Friday 3 August 2018

What about the Islington Tendency?

The beloved P Toynbee writes another panic-stricken piece in the Guardian today, ostensibly on the issue of voting for members of Labour's NEC. The drift is readily apparent:




Brexit should be Labour’s focus. Its NEC candidates ignore it at their peril 

Toynbee displays her usual take, perhaps even more desperately:

Here we are in the midst of the greatest national existential crisis since the war, with the country divided and dangling over the edge of a precipice, months from committing mass hara-kiri over a fanatical Tory idea mendaciously missold in a referendum. And yet, 19 candidates have forgotten to give it even a passing mention.

National existential crisis? Does she mean expensive British strawberries again? Will Brexit come to war with the EC? Committing hara kiri while hanging over a precipice yet! 

You might argue that domestic issues of austerity were important, which Toynbee does in her day job, or even the curious moral panic about anti-semitism which has provided Labour with its own silly season sideshow, but 

This reticence on Europe might signal Labour’s reasonable worries about holding its Brexit-voting seats, [nothing really to worry about then?] but the strongest impression is one of absent-mindedness.... But too many in Labour, including its leaders, have treated it as a sideshow – which is bizarre, since Brexit chaos offers the best chance of Labour suddenly winning power [really? Based on what?]....Labour’s leaders need to sharpen their focus on the coming Brexit crunch that will get them there: still in his many speeches, Corbyn usually sidelines Brexit.

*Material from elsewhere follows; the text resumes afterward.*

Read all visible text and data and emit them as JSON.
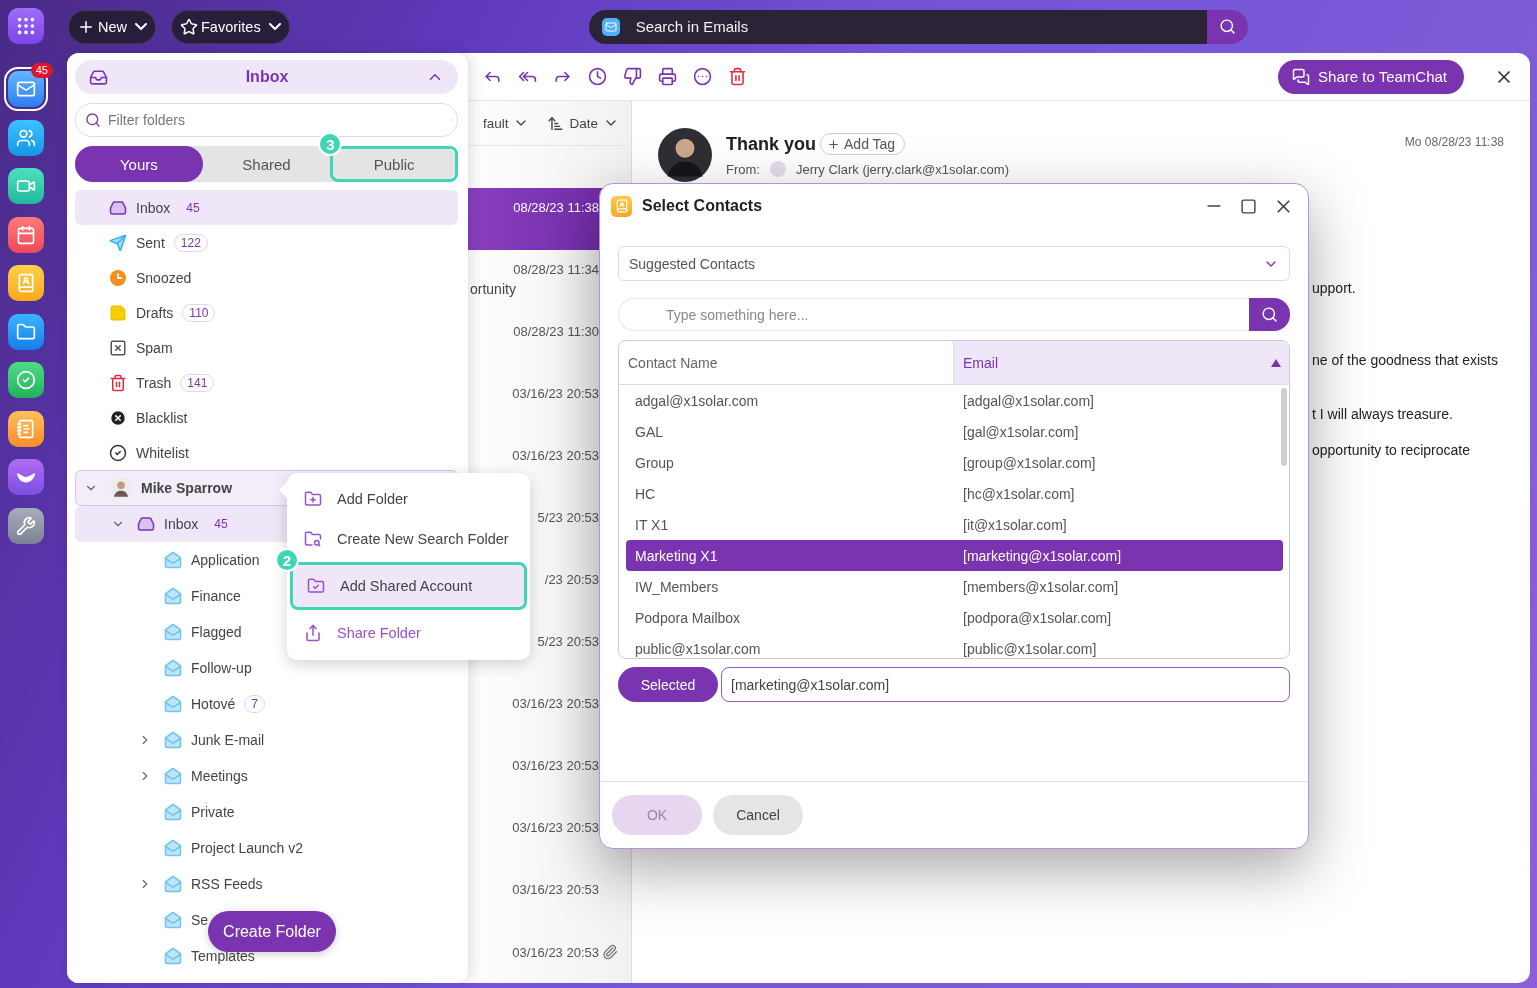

The function of ideology as uniting fellow-believers has triumphed here over any attempt to provide some sort of discourse to weave together another world-view -- Labour Brexiteers can just be ignored again.  Opposition to Brexit makes those of the Toynbee tendency (repentant social democrats) feel better? The separation of passionate Remainering from the concrete politics of the Labour Party is seen in the choice of Toynbee's nominee for the NEC -


Best and most passionately anti-Brexit on the list is Eddie Izzard, who belongs to no one’s slate: “I am a proud British European. I am a strong pro-Europe voice on the NEC.”

Years ago, S Hall argued that the then Social Democrat Party (established by P Toynbee with other Labour rebels) were Bonapartists in the Marxist phrase -- cobbling together some sort of temporary consensus to win power but doomed to oblivion because they lacked a substantial base, especially in class division. History is unlikely to repeat itself, even as farce, with Eddie Izzard as our leader.